Gençlerin korunması için güçlü bir dayanışma ve özveriyle çalışma gerekiyor; bunu hassasiyet sahibi herkes yapacak, yapmalı tabii.

Herkesin bir şekilde şikâyeti var ama şikâyetin gereği olarak yapılacak işlerle ilgili de maalesef bir keşmekeşlik var.

Ailenin, imamın, öğretmenin, sivil toplum kuruluşlarının ve daha başka kurum ve kuruluşların yapacakları yanında, idarenin, yönetimin, hükümetin yapacağı çok şey var.

Genel ahlakı korumada temel teşkil eden evlilikle alakalı büyük kampanyalar ve teşvikler, bu yapılacakların en üst sırasında yer alabilir mesela.

Evlilik, çok övülen bir statü hâline çıkarılmalıdır. “Evlilik sultanlıktır.” şeklindeki bir düşünceden yola çıkarak, pratikte karşılığı olacak adımlar atılmalıdır.

Bekârlığın eksiklik olduğu algısı yerleştirilmelidir. Evlenenin din ve dünya işlerinin tamamlanabileceği olgusu genel kabul görmelidir.

Farkındaysanız, tersini düşünenler veya amaçlayanlar da evlilik yaşını uzatmak isterler; evliliğin bir nevi sorun ve sıkıntı doğurduğunu pompalarlar, “Bekârlık sultanlıktır” algısına asılmaya çalışırlar.

Tabii, olumlu çalışmaların yanında aile ve evlilikle ilgili menfi propaganda yapan bütün yayın, dizi ve filmlere de bir gemlemenin getirilmesi çok önemlidir. Aksi takdirde yapılan olumlu işlerin fazla bir etkisi olamayacaktır.

Gençliği ifsat eden ve dolayısıyla aileyi tehdit eden, netice itibarıyla da geleceğimizi karartmaya yönelik dışarıdan veya içeriden fonlanmış bütün ahlaksızca akınlara dur demek gerekmektedir.

İyi bir nesil, iyi bir eğitimle mümkün olabilecektir. Eğitim müfredatı yanında eğitmenlerin/öğretmenlerin profili çok önemlidir.

Silkelenmek ve kendimize dönmek durumundayız. Bugünlerde akran zorbalığıyla karşılaşmamızın sebebi, aslında eğitimdeki aksaklık ve eksikliklerdendir; tam olarak değerlerimizi aşılayamadığımızdandır.

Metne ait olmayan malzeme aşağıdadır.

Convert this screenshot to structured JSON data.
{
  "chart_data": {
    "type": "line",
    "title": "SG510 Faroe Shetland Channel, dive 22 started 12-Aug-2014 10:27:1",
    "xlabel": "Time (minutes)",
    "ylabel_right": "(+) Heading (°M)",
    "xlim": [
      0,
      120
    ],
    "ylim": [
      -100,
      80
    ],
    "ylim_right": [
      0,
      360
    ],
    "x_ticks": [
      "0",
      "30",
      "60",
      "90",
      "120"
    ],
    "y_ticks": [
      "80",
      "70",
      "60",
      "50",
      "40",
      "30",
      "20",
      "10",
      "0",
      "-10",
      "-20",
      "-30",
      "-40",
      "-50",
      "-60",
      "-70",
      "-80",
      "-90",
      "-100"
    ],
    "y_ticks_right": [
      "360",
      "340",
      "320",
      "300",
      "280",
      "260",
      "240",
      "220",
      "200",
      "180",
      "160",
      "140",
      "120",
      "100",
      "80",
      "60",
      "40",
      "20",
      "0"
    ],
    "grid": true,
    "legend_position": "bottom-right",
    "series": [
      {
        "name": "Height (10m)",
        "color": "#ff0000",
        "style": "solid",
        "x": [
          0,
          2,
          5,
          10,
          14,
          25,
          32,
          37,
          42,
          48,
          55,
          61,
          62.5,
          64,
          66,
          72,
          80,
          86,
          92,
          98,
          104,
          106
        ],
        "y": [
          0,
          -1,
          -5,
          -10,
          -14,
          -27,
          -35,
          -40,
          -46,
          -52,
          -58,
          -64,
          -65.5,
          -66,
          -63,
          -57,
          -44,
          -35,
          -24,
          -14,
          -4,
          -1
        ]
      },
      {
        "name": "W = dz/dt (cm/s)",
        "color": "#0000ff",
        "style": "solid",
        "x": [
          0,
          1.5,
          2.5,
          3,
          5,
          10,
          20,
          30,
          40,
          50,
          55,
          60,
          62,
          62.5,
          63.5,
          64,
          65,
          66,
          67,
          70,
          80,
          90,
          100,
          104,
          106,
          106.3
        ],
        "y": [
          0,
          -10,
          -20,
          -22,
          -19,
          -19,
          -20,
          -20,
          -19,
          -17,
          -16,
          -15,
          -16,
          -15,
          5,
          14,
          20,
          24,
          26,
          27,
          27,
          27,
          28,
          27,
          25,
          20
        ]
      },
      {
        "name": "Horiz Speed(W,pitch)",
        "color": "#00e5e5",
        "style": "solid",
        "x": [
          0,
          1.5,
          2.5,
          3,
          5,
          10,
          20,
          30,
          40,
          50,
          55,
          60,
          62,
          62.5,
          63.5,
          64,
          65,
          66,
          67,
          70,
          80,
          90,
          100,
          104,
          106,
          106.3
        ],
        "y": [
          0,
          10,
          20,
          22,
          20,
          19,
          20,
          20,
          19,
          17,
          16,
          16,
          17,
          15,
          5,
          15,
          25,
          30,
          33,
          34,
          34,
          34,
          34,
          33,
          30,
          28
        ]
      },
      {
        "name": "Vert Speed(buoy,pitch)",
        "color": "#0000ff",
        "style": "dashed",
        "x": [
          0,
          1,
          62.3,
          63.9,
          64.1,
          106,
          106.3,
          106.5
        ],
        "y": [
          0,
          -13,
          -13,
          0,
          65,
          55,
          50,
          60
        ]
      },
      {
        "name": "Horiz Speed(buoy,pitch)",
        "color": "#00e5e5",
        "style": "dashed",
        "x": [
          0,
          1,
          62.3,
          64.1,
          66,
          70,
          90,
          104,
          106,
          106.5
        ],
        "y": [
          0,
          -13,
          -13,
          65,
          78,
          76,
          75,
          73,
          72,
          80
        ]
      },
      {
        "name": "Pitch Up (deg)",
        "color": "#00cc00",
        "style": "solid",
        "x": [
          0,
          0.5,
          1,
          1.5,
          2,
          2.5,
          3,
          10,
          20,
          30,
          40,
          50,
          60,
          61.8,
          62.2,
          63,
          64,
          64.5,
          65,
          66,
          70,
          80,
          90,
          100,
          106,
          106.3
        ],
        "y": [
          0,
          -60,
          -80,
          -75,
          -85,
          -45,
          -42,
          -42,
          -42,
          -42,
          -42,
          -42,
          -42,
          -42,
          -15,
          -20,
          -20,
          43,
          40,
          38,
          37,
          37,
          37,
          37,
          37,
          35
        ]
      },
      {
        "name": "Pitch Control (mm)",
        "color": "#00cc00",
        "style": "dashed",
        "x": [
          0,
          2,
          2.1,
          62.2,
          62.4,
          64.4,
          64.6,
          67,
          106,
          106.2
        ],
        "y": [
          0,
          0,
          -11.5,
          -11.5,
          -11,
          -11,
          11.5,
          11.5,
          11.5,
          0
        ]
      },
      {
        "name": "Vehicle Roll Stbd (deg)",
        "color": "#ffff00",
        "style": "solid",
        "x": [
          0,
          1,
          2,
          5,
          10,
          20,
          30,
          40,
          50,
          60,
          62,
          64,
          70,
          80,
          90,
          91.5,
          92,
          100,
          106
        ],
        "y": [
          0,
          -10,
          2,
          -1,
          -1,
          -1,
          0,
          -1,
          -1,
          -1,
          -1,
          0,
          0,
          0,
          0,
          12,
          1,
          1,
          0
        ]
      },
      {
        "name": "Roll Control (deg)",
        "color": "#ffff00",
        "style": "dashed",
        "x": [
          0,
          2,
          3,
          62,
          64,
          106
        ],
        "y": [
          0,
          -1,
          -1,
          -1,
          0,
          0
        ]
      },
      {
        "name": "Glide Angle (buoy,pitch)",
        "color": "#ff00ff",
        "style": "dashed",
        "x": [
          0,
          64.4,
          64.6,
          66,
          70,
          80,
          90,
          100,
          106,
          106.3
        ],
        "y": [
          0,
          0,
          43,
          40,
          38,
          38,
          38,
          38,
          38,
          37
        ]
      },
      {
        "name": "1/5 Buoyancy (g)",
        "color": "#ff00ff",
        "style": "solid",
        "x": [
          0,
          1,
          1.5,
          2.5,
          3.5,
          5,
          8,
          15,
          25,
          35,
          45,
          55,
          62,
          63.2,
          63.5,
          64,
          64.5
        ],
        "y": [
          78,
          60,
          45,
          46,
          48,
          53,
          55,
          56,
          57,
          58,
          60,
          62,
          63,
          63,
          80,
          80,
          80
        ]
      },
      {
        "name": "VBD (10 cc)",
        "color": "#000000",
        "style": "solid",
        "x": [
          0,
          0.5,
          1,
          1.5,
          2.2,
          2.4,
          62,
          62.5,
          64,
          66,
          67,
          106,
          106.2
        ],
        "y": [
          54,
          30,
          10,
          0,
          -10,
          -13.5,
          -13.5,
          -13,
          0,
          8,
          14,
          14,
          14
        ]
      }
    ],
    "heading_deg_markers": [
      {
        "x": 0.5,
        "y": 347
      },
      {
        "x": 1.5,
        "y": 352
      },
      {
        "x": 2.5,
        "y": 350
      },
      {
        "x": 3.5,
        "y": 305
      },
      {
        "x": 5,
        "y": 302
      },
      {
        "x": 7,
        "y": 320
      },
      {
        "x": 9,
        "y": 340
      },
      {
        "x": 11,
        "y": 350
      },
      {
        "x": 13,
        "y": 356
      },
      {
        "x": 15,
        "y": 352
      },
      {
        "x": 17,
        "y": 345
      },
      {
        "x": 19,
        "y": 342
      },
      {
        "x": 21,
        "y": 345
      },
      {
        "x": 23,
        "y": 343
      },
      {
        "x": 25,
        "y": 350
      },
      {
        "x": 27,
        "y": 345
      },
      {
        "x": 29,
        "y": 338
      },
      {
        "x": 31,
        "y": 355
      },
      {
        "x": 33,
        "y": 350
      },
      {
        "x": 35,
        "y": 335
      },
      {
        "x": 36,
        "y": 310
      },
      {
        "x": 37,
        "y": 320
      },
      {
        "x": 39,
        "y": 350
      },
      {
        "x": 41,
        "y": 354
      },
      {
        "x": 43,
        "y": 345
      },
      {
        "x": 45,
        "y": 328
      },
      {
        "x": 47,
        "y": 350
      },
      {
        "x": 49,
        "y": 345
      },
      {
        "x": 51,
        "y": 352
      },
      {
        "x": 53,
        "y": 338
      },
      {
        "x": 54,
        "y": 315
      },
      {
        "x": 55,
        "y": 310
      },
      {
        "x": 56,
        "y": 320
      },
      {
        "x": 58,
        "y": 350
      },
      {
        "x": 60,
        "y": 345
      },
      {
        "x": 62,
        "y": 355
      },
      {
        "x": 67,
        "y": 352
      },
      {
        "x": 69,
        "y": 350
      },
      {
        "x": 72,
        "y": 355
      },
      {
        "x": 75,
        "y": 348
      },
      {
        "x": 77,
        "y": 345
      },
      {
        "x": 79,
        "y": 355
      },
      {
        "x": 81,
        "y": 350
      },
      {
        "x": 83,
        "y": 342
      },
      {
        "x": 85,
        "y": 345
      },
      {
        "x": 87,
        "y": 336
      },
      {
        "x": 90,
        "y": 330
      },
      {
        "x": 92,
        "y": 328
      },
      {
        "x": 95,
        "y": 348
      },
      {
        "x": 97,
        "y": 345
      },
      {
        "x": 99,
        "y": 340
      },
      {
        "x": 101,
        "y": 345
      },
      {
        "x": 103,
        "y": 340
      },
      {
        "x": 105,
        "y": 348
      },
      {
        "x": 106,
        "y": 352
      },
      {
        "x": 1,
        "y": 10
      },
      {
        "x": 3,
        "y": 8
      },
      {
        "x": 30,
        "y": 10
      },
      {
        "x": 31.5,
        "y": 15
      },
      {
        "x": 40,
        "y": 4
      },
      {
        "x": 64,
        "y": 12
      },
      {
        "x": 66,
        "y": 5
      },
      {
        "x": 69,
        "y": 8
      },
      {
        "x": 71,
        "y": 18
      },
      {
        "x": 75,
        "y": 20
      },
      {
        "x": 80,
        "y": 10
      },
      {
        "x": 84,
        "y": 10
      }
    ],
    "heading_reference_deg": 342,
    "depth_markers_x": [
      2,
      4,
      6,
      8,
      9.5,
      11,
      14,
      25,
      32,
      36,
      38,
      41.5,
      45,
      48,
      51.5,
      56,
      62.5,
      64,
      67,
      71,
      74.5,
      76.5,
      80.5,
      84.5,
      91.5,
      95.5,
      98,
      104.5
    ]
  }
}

Ayrıca şu “Ev genci” olgusunun son zamanlarda Türkiye’de revaç bulduğu ifade ediliyor. Bunun yan etkilerini evlilikle izale etmek mümkün olabilecektir.

Sosyal hayattan çekilen bir gencin, evde aileye (anne-babaya) yük olacağı yerde evlilik müessesesiyle yeni bir aile ile sorumluluk alma statüsüne yükselmesi; hem toplumdan izole olma sendromunu hem de “bir şeye yaramaz, evde kalmış” psikolojisini yenmenin en çözümcü yolu olacaktır.

Sokakta avare avare gezip topluma ve memleketin kazanımlarına zarar veren holiganların önüne geçmek için de evlilik en iyi çözüm yolu olabilir.

“Aile Yılı”nda gençleri evliliğe teşvik etmekten ve evliliklere yardımcı olmaktan daha doğal bir durum da olamaz zaten.

Neslimizin korunması, gençlerimizin buhrandan azade edilmesi için evlilik müessesesini tekrardan gündemimizin en üst köşesine yerleştirelim.

Tabii, evlilik için de hemkufiyet/denklik olgusunu da unutmayalım; ama bu başka bir konu, ayrıca işlenebilir.